AI risk extends beyond how your company uses AI internally. Vendors may use your company’s data to train AI models in ways that create legal exposure. Product liability theories are emerging against AI platforms, including claims that AI systems are defectively designed or fail to adequately warn users of risks. On the intellectual property front, AI creates new questions about who owns AI-generated content and who qualifies as an “inventor” for patent purposes. Technology companies report the highest IP exposure (37 percent in 2025), and smaller tech firms are particularly focused on AI product liability risk (47 percent).
Consider the following options to lower AI-related dispute exposure:
- Establish litigation-ready AI governance. Vet internal and vendor tools, set “circle of trust” rules, implement policies and procedures, and continuously train and reinforce across stakeholders. Your AI governance framework should address data inputs, model transparency, human oversight and vendor due diligence—with clear audit trails.
- Update outside counsel AI guidelines. Specify permitted tools, confidentiality requirements and quality controls to prevent issues like “hallucinated” cases in briefs.
- Factor litigation funding into case assessments. Third-party funding is increasing, particularly by fueling patent lawsuits by non-practicing entities. Consider this dynamic and the potential for increased patent disputes when assessing budgeting, legal staffing, and case risk.

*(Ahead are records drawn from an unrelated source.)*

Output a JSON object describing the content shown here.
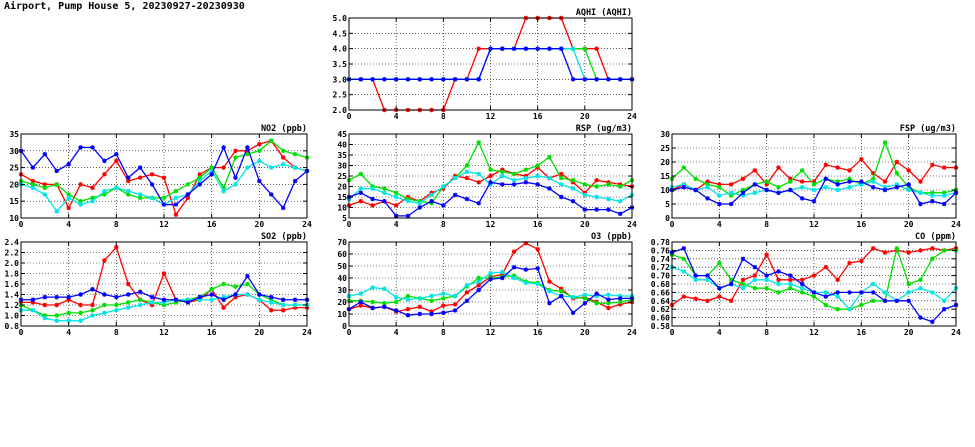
{
  "page_title": "Airport, Pump House 5, 20230927-20230930",
  "colors": {
    "red": "#ff0000",
    "green": "#00e000",
    "cyan": "#00e5e5",
    "blue": "#0000ff",
    "grid": "#000000"
  },
  "chart_data": [
    {
      "type": "line",
      "title": "AQHI (AQHI)",
      "xlabel": "",
      "ylabel": "",
      "xlim": [
        0,
        24
      ],
      "ylim": [
        2.0,
        5.0
      ],
      "xticks": [
        0,
        4,
        8,
        12,
        16,
        20,
        24
      ],
      "yticks": [
        2.0,
        2.5,
        3.0,
        3.5,
        4.0,
        4.5,
        5.0
      ],
      "grid": true,
      "x": [
        0,
        1,
        2,
        3,
        4,
        5,
        6,
        7,
        8,
        9,
        10,
        11,
        12,
        13,
        14,
        15,
        16,
        17,
        18,
        19,
        20,
        21,
        22,
        23,
        24
      ],
      "series": [
        {
          "color": "red",
          "values": [
            3,
            3,
            3,
            2,
            2,
            2,
            2,
            2,
            2,
            3,
            3,
            4,
            4,
            4,
            4,
            5,
            5,
            5,
            5,
            4,
            4,
            4,
            3,
            3,
            3
          ]
        },
        {
          "color": "green",
          "values": [
            3,
            3,
            3,
            3,
            3,
            3,
            3,
            3,
            3,
            3,
            3,
            3,
            4,
            4,
            4,
            4,
            4,
            4,
            4,
            4,
            4,
            3,
            3,
            3,
            3
          ]
        },
        {
          "color": "cyan",
          "values": [
            3,
            3,
            3,
            3,
            3,
            3,
            3,
            3,
            3,
            3,
            3,
            3,
            4,
            4,
            4,
            4,
            4,
            4,
            4,
            4,
            3,
            3,
            3,
            3,
            3
          ]
        },
        {
          "color": "blue",
          "values": [
            3,
            3,
            3,
            3,
            3,
            3,
            3,
            3,
            3,
            3,
            3,
            3,
            4,
            4,
            4,
            4,
            4,
            4,
            4,
            3,
            3,
            3,
            3,
            3,
            3
          ]
        }
      ]
    },
    {
      "type": "line",
      "title": "NO2 (ppb)",
      "xlabel": "",
      "ylabel": "",
      "xlim": [
        0,
        24
      ],
      "ylim": [
        10,
        35
      ],
      "xticks": [
        0,
        4,
        8,
        12,
        16,
        20,
        24
      ],
      "yticks": [
        10,
        15,
        20,
        25,
        30,
        35
      ],
      "grid": true,
      "x": [
        0,
        1,
        2,
        3,
        4,
        5,
        6,
        7,
        8,
        9,
        10,
        11,
        12,
        13,
        14,
        15,
        16,
        17,
        18,
        19,
        20,
        21,
        22,
        23,
        24
      ],
      "series": [
        {
          "color": "red",
          "values": [
            23,
            21,
            20,
            20,
            13,
            20,
            19,
            23,
            27,
            21,
            22,
            23,
            22,
            11,
            16,
            23,
            25,
            25,
            30,
            30,
            32,
            33,
            28,
            25,
            24
          ]
        },
        {
          "color": "green",
          "values": [
            21,
            20,
            19,
            20,
            17,
            15,
            16,
            17,
            19,
            17,
            16,
            16,
            16,
            18,
            20,
            22,
            25,
            19,
            28,
            29,
            30,
            33,
            30,
            29,
            28
          ]
        },
        {
          "color": "cyan",
          "values": [
            20,
            19,
            17,
            12,
            16,
            14,
            15,
            18,
            19,
            18,
            17,
            16,
            14,
            16,
            17,
            21,
            24,
            18,
            20,
            25,
            27,
            25,
            26,
            25,
            24
          ]
        },
        {
          "color": "blue",
          "values": [
            30,
            25,
            29,
            24,
            26,
            31,
            31,
            27,
            29,
            22,
            25,
            20,
            14,
            14,
            17,
            20,
            23,
            31,
            22,
            31,
            21,
            17,
            13,
            21,
            24
          ]
        }
      ]
    },
    {
      "type": "line",
      "title": "RSP (ug/m3)",
      "xlabel": "",
      "ylabel": "",
      "xlim": [
        0,
        24
      ],
      "ylim": [
        5,
        45
      ],
      "xticks": [
        0,
        4,
        8,
        12,
        16,
        20,
        24
      ],
      "yticks": [
        5,
        10,
        15,
        20,
        25,
        30,
        35,
        40,
        45
      ],
      "grid": true,
      "x": [
        0,
        1,
        2,
        3,
        4,
        5,
        6,
        7,
        8,
        9,
        10,
        11,
        12,
        13,
        14,
        15,
        16,
        17,
        18,
        19,
        20,
        21,
        22,
        23,
        24
      ],
      "series": [
        {
          "color": "red",
          "values": [
            11,
            13,
            11,
            13,
            11,
            15,
            13,
            17,
            19,
            25,
            24,
            22,
            25,
            28,
            26,
            25,
            29,
            24,
            26,
            22,
            17,
            23,
            22,
            21,
            20
          ]
        },
        {
          "color": "green",
          "values": [
            23,
            26,
            20,
            19,
            17,
            14,
            13,
            12,
            20,
            24,
            30,
            41,
            28,
            27,
            26,
            28,
            30,
            34,
            24,
            23,
            21,
            20,
            21,
            20,
            23
          ]
        },
        {
          "color": "cyan",
          "values": [
            14,
            19,
            19,
            17,
            15,
            13,
            12,
            16,
            20,
            24,
            27,
            26,
            21,
            25,
            23,
            24,
            25,
            24,
            21,
            19,
            16,
            15,
            14,
            13,
            16
          ]
        },
        {
          "color": "blue",
          "values": [
            15,
            17,
            14,
            13,
            6,
            6,
            10,
            13,
            11,
            16,
            14,
            12,
            22,
            21,
            21,
            22,
            21,
            19,
            15,
            13,
            9,
            9,
            9,
            7,
            10
          ]
        }
      ]
    },
    {
      "type": "line",
      "title": "FSP (ug/m3)",
      "xlabel": "",
      "ylabel": "",
      "xlim": [
        0,
        24
      ],
      "ylim": [
        0,
        30
      ],
      "xticks": [
        0,
        4,
        8,
        12,
        16,
        20,
        24
      ],
      "yticks": [
        0,
        5,
        10,
        15,
        20,
        25,
        30
      ],
      "grid": true,
      "x": [
        0,
        1,
        2,
        3,
        4,
        5,
        6,
        7,
        8,
        9,
        10,
        11,
        12,
        13,
        14,
        15,
        16,
        17,
        18,
        19,
        20,
        21,
        22,
        23,
        24
      ],
      "series": [
        {
          "color": "red",
          "values": [
            10,
            12,
            10,
            13,
            12,
            12,
            14,
            17,
            12,
            18,
            14,
            13,
            13,
            19,
            18,
            17,
            21,
            16,
            13,
            20,
            17,
            13,
            19,
            18,
            18
          ]
        },
        {
          "color": "green",
          "values": [
            14,
            18,
            14,
            12,
            11,
            8,
            10,
            12,
            13,
            11,
            13,
            17,
            12,
            14,
            13,
            14,
            12,
            14,
            27,
            16,
            11,
            9,
            9,
            9,
            10
          ]
        },
        {
          "color": "cyan",
          "values": [
            11,
            12,
            10,
            11,
            8,
            9,
            8,
            9,
            10,
            9,
            10,
            11,
            10,
            11,
            10,
            11,
            12,
            13,
            11,
            12,
            10,
            9,
            8,
            8,
            9
          ]
        },
        {
          "color": "blue",
          "values": [
            10,
            11,
            10,
            7,
            5,
            5,
            9,
            12,
            10,
            9,
            10,
            7,
            6,
            14,
            12,
            13,
            13,
            11,
            10,
            11,
            12,
            5,
            6,
            5,
            9
          ]
        }
      ]
    },
    {
      "type": "line",
      "title": "SO2 (ppb)",
      "xlabel": "",
      "ylabel": "",
      "xlim": [
        0,
        24
      ],
      "ylim": [
        0.8,
        2.4
      ],
      "xticks": [
        0,
        4,
        8,
        12,
        16,
        20,
        24
      ],
      "yticks": [
        0.8,
        1.0,
        1.2,
        1.4,
        1.6,
        1.8,
        2.0,
        2.2,
        2.4
      ],
      "grid": true,
      "x": [
        0,
        1,
        2,
        3,
        4,
        5,
        6,
        7,
        8,
        9,
        10,
        11,
        12,
        13,
        14,
        15,
        16,
        17,
        18,
        19,
        20,
        21,
        22,
        23,
        24
      ],
      "series": [
        {
          "color": "red",
          "values": [
            1.25,
            1.25,
            1.2,
            1.2,
            1.3,
            1.2,
            1.2,
            2.05,
            2.3,
            1.6,
            1.3,
            1.2,
            1.8,
            1.3,
            1.25,
            1.3,
            1.5,
            1.15,
            1.35,
            1.4,
            1.3,
            1.1,
            1.1,
            1.15,
            1.15
          ]
        },
        {
          "color": "green",
          "values": [
            1.2,
            1.1,
            1.0,
            1.0,
            1.05,
            1.05,
            1.1,
            1.2,
            1.2,
            1.25,
            1.3,
            1.25,
            1.2,
            1.25,
            1.3,
            1.35,
            1.5,
            1.6,
            1.55,
            1.6,
            1.4,
            1.3,
            1.2,
            1.2,
            1.2
          ]
        },
        {
          "color": "cyan",
          "values": [
            1.1,
            1.1,
            0.95,
            0.9,
            0.9,
            0.9,
            1.0,
            1.05,
            1.1,
            1.15,
            1.2,
            1.25,
            1.25,
            1.3,
            1.3,
            1.3,
            1.3,
            1.35,
            1.4,
            1.4,
            1.3,
            1.25,
            1.2,
            1.2,
            1.2
          ]
        },
        {
          "color": "blue",
          "values": [
            1.3,
            1.3,
            1.35,
            1.35,
            1.35,
            1.4,
            1.5,
            1.4,
            1.35,
            1.4,
            1.45,
            1.35,
            1.3,
            1.3,
            1.25,
            1.35,
            1.4,
            1.3,
            1.4,
            1.75,
            1.4,
            1.35,
            1.3,
            1.3,
            1.3
          ]
        }
      ]
    },
    {
      "type": "line",
      "title": "O3 (ppb)",
      "xlabel": "",
      "ylabel": "",
      "xlim": [
        0,
        24
      ],
      "ylim": [
        0,
        70
      ],
      "xticks": [
        0,
        4,
        8,
        12,
        16,
        20,
        24
      ],
      "yticks": [
        0,
        10,
        20,
        30,
        40,
        50,
        60,
        70
      ],
      "grid": true,
      "x": [
        0,
        1,
        2,
        3,
        4,
        5,
        6,
        7,
        8,
        9,
        10,
        11,
        12,
        13,
        14,
        15,
        16,
        17,
        18,
        19,
        20,
        21,
        22,
        23,
        24
      ],
      "series": [
        {
          "color": "red",
          "values": [
            14,
            17,
            15,
            16,
            12,
            14,
            16,
            12,
            17,
            18,
            28,
            34,
            41,
            43,
            62,
            69,
            64,
            37,
            31,
            23,
            24,
            20,
            15,
            18,
            20
          ]
        },
        {
          "color": "green",
          "values": [
            21,
            21,
            20,
            19,
            20,
            25,
            23,
            21,
            23,
            25,
            33,
            40,
            40,
            41,
            42,
            37,
            36,
            30,
            29,
            24,
            23,
            19,
            19,
            20,
            22
          ]
        },
        {
          "color": "cyan",
          "values": [
            25,
            27,
            32,
            31,
            24,
            22,
            23,
            25,
            27,
            25,
            34,
            37,
            44,
            45,
            40,
            36,
            35,
            29,
            25,
            24,
            26,
            25,
            26,
            25,
            25
          ]
        },
        {
          "color": "blue",
          "values": [
            14,
            20,
            15,
            16,
            13,
            9,
            10,
            10,
            11,
            13,
            21,
            30,
            39,
            40,
            49,
            47,
            48,
            19,
            25,
            11,
            19,
            27,
            22,
            23,
            23
          ]
        }
      ]
    },
    {
      "type": "line",
      "title": "CO (ppm)",
      "xlabel": "",
      "ylabel": "",
      "xlim": [
        0,
        24
      ],
      "ylim": [
        0.58,
        0.78
      ],
      "xticks": [
        0,
        4,
        8,
        12,
        16,
        20,
        24
      ],
      "yticks": [
        0.58,
        0.6,
        0.62,
        0.64,
        0.66,
        0.68,
        0.7,
        0.72,
        0.74,
        0.76,
        0.78
      ],
      "grid": true,
      "x": [
        0,
        1,
        2,
        3,
        4,
        5,
        6,
        7,
        8,
        9,
        10,
        11,
        12,
        13,
        14,
        15,
        16,
        17,
        18,
        19,
        20,
        21,
        22,
        23,
        24
      ],
      "series": [
        {
          "color": "red",
          "values": [
            0.63,
            0.65,
            0.645,
            0.64,
            0.65,
            0.64,
            0.69,
            0.7,
            0.75,
            0.69,
            0.69,
            0.69,
            0.7,
            0.72,
            0.69,
            0.73,
            0.735,
            0.765,
            0.755,
            0.76,
            0.755,
            0.76,
            0.765,
            0.76,
            0.765
          ]
        },
        {
          "color": "green",
          "values": [
            0.75,
            0.74,
            0.7,
            0.7,
            0.73,
            0.69,
            0.68,
            0.67,
            0.67,
            0.66,
            0.67,
            0.66,
            0.65,
            0.63,
            0.62,
            0.62,
            0.63,
            0.64,
            0.64,
            0.765,
            0.68,
            0.69,
            0.74,
            0.76,
            0.76
          ]
        },
        {
          "color": "cyan",
          "values": [
            0.72,
            0.71,
            0.69,
            0.69,
            0.67,
            0.68,
            0.67,
            0.69,
            0.69,
            0.68,
            0.68,
            0.67,
            0.66,
            0.66,
            0.65,
            0.62,
            0.66,
            0.68,
            0.66,
            0.64,
            0.66,
            0.67,
            0.66,
            0.64,
            0.67
          ]
        },
        {
          "color": "blue",
          "values": [
            0.755,
            0.765,
            0.7,
            0.7,
            0.67,
            0.68,
            0.74,
            0.72,
            0.7,
            0.71,
            0.7,
            0.68,
            0.66,
            0.65,
            0.66,
            0.66,
            0.66,
            0.66,
            0.64,
            0.64,
            0.64,
            0.6,
            0.59,
            0.62,
            0.63
          ]
        }
      ]
    }
  ]
}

How to operationalize all five trends with limited resources
The common thread is the need to do more with less:
1. Build protocols and eliminate accountability gaps and blindspots. With preparedness declining and leaner in-house litigation teams, create case assessment and management protocols for litigation matters. Craft, and regularly update, response playbooks for cyber incidents, accommodations and regulatory inquiries. Stress test those response playbooks with tabletop exercises.
2. Consolidate work with trusted outside counsel who know your business. Companies spend an average of $2.4 million annually on litigation, with 56 percent going to outside counsel. Organizations are responding by consolidating: 62 percent now use just one–five law firms (up from 55 percent in 2024). Concentrating work with fewer, well-aligned firms can improve efficiency and reduce costs.
3. Prioritize prevention. The most common litigation prevention tools are tightening contract language and providing employee training. Reassess language in contracts (particularly non-compete and non-solicitation agreements), review indemnification provisions and evaluate the appropriateness of your insurance coverage. Invest in contract improvements and compliance tools that reduce exposure before disputes arise-prevention is almost always cheaper than defense.
The current litigation environment rewards preparation. While dispute volumes may be plateauing, risk is concentrating in areas where impact is severe and the landscape is evolving rapidly. CEOs and in-house legal teams who build systematic approaches to these five trends, backed by repeatable playbooks and disciplined resource allocation, will be better positioned to manage litigation when it arrives—and to prevent it in the first place.